Several factors affect the appeal of different roofing materials, namely durability, look, and cost-effectiveness.

A common, stylish, and long-lasting roofing tile, prevalent throughout Europe. Slate can either be from here in the UK or imported from places like Spain and China, which means slate can range in cost, durability, carbon footprint, and even colour.
Clay is an extremely old and trusted roofing tile that is durable yet brittle, and can be susceptible to cracks and decay if improperly mixed. It is commonly identified by its orange colour, though a range of colours, styles, and shapes are available.
Fiber cement
Modern advancements and technological processes have allowed for the creation of new materials that can address issues with traditional materials like clay and natural slate. Fiber cement (FC) is lightweight, easy to install, durable, and highly affordable.
Zinc is one of the most popular metals used for roofing which can either be installed in shingles or sheets. It is both extremely durable and low maintenance, and works well on extensions and modern style homes due to its sleek modern finish.
Thatched roofs
Thatched roofs
Thatched roofs are a staple of idyllic country living, made from straw, water reed, combed wheat, and other plants and grasses. The look is unique, typically associated with English country cottages. Though material costs are low, thatching requires niche expertise that will increase a professional’s fees. Maintenance is also high which will increase cost and affect long-term durability.


As well as different materials to choose from, roofs can take different shapes. The primary choice for any extension or new build project will be between a pitched or flat roof.

Pitched roof
Pitched roof
Pitched roofs are what many would consider traditional roofs, sloping downwards from a raised point. There are many different styles of pitched roof, such as:

  • Gable: two sloped sides of equal size.
  • Hip: four slopped sides, two large and two small.
  • Pyramid hip: four sloped sides of equal size.
  • Saltbox: two sloped sides, one short and steep, one long and slight.
  • M shaped: exactly as it sounds, two peaks with a recessed middle.
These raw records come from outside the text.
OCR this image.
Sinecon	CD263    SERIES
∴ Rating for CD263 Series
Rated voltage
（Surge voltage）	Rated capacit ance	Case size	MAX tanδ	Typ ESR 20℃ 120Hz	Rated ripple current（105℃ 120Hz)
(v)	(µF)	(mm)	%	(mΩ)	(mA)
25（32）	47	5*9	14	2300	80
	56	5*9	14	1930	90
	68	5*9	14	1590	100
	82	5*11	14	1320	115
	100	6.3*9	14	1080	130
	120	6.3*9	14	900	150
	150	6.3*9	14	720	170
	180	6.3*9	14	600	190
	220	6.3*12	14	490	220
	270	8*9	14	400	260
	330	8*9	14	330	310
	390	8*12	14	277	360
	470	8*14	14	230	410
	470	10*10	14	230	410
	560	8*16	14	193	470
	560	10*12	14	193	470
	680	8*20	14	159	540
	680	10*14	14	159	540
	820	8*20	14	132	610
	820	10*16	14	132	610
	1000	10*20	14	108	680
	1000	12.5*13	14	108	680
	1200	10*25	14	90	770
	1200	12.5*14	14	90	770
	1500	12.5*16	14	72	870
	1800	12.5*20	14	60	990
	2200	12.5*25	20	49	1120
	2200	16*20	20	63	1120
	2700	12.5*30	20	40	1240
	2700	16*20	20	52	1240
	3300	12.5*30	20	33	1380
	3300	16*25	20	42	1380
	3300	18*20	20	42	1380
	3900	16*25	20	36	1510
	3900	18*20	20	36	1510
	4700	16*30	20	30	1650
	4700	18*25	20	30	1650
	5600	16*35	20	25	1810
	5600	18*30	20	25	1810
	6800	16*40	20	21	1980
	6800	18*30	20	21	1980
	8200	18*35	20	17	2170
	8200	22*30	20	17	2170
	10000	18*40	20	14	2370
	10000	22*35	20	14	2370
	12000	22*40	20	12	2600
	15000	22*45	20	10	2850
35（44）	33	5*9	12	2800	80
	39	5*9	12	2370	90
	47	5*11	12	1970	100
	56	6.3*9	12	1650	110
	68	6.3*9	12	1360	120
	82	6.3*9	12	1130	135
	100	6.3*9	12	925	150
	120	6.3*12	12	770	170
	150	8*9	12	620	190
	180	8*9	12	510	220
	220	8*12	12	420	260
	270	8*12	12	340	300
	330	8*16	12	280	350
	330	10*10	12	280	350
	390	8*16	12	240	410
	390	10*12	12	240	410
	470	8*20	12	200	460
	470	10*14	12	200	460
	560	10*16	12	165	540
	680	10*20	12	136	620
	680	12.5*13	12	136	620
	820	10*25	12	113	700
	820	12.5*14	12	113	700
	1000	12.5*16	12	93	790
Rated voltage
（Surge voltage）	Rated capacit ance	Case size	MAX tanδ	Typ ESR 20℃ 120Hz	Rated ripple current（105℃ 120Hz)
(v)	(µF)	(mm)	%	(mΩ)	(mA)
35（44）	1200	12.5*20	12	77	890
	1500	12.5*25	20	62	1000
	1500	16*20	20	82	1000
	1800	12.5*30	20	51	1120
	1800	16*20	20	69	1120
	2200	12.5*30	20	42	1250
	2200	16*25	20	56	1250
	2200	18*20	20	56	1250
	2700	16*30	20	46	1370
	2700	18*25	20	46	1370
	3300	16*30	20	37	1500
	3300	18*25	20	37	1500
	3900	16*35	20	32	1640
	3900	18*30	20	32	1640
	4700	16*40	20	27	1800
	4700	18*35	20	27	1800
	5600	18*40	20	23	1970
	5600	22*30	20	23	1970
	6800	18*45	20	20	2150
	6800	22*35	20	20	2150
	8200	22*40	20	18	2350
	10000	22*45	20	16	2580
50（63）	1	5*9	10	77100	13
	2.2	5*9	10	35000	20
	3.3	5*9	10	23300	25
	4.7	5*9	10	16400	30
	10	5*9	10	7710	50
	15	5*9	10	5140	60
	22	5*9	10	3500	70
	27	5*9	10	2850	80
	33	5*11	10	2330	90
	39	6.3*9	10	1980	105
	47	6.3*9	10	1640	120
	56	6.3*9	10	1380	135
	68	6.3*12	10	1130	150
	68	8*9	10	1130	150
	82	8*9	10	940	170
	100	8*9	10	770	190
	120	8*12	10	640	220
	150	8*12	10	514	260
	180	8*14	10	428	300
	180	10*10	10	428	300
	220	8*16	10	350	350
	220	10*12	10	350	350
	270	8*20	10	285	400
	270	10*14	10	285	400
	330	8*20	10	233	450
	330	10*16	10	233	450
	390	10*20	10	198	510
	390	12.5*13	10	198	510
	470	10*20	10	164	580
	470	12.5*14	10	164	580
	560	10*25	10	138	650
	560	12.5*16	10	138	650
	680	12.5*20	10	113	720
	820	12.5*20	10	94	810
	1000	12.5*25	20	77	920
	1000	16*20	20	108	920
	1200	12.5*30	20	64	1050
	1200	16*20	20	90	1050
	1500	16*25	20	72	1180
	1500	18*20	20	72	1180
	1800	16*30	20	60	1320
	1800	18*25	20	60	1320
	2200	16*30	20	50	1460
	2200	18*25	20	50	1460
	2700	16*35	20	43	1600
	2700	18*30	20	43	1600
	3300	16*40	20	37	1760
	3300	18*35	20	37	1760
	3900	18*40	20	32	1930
The slope of a pitched roof allows for natural drainage, a factor that needs more careful consideration when taking on a flat roof. The gradient of pitch roofs also needs to be thought of, however, as steep slopes are more technically challenging, requiring more expert knowledge and therefore a more expensive service.

Flat roof
Flat roofs are an increasingly popular roof choice, particularly for home extensions and annexes. As they are less complex than pitched roofs, they can often be constructed cheaper and quicker. They also allow the potential for skylights, a hugely popular addition in home extensions that welcome heaps of natural light into a space.

Other costs to consider
On top of the material costs, you need to consider the cost of installation, maintenance, and repair throughout a roof’s life. We always recommend hiring a professional whenever attending to your roof, so professional fees need to be carefully considered.